Comment: My questions here are pretty similar to my previously comment. I used the same ideia that it's for all $x\in X$, then it's valid to $x+n=``k"=x$, but I don't know if it's really valid. Beside that, I think that I need that $x>K$ implies that $|g(x)-a|<\varepsilon$ and I don't know how to have that.
Every help is welcome.
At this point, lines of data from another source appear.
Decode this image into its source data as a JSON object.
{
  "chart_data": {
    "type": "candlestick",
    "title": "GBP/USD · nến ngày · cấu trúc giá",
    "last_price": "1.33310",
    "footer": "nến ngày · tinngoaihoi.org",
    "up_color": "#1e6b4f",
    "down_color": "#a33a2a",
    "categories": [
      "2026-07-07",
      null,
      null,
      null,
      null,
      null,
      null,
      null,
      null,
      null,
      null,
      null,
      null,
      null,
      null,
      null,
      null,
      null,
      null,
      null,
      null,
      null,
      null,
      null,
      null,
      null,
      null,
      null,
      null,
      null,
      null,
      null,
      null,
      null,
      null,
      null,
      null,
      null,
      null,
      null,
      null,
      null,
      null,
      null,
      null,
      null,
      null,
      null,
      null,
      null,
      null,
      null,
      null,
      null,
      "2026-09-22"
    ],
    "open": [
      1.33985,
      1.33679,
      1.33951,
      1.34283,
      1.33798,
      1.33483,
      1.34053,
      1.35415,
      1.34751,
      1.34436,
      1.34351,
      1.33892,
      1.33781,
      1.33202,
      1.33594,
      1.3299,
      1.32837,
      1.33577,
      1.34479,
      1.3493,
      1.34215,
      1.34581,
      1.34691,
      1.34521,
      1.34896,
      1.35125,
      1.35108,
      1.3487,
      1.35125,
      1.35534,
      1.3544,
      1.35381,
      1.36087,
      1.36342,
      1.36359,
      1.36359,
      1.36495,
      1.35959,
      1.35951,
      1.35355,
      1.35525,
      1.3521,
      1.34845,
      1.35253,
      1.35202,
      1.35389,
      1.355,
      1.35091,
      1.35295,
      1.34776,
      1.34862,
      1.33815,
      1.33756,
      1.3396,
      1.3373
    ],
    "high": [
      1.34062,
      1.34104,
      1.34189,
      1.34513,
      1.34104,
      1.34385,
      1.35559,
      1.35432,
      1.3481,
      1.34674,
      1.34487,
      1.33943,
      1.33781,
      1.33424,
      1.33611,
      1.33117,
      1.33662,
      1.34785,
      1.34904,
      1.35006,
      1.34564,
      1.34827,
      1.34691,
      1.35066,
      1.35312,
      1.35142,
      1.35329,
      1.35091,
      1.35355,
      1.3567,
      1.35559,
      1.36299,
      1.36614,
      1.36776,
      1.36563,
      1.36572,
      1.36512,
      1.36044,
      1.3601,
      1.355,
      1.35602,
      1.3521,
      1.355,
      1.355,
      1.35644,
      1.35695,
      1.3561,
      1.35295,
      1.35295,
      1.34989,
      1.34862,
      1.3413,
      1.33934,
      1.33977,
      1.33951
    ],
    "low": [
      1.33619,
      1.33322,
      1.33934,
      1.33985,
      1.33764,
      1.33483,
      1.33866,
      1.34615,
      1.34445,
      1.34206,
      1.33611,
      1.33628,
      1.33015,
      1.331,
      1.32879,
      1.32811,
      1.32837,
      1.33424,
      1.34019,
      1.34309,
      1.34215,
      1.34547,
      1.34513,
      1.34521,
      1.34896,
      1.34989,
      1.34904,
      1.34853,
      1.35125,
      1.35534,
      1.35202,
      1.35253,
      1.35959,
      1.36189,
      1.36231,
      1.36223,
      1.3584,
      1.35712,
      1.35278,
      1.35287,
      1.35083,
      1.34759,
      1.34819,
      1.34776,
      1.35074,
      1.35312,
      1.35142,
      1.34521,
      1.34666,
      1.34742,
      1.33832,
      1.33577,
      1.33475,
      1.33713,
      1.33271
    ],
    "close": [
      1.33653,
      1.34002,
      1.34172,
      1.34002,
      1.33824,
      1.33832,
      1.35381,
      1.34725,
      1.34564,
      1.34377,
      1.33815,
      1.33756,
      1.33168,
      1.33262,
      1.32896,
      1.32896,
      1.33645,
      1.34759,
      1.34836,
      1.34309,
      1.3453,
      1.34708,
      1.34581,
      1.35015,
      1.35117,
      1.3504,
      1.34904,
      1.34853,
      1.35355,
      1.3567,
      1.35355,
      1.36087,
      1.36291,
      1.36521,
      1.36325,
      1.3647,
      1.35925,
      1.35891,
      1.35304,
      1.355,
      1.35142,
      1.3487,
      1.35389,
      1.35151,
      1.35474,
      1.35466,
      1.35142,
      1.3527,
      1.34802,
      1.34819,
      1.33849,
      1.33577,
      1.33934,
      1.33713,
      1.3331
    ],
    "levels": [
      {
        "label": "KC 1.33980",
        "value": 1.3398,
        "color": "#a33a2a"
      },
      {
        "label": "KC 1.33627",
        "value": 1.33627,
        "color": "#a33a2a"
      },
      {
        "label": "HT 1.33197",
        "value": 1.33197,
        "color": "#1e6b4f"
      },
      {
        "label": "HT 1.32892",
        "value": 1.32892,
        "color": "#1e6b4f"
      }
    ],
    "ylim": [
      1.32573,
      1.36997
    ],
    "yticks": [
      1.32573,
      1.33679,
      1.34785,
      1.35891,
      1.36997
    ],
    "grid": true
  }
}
Thanks :D
In general: If you doubt any of your arguments, try to include more intermediate steps.
Let us start with $\Rightarrow$:
Assume $\varepsilon>0$. We need to find $n_0\in \mathbb{N}$ such that for all $n\in \mathbb{N}$ with $n\geq n_0$ and all $x\in[0, \infty)$ it holds $\vert f_n(x)-f(x)\vert=\vert f_n(x)-a\vert<\varepsilon.$ We know there exists $K>0$ with $\vert g(\tilde{x})-a\vert <\varepsilon$ for all $\tilde{x}>K$. Now set $n_0=\lceil K \rceil+1$. Then for $n\geq n_0$ and $x\in[0, \infty)$ we have $x+n\geq x+n_0>K$ and therefore $\vert f_n(x)-a\vert=\vert g(n+x)-a\vert<\varepsilon$.
I'll let you try to improve the other direction.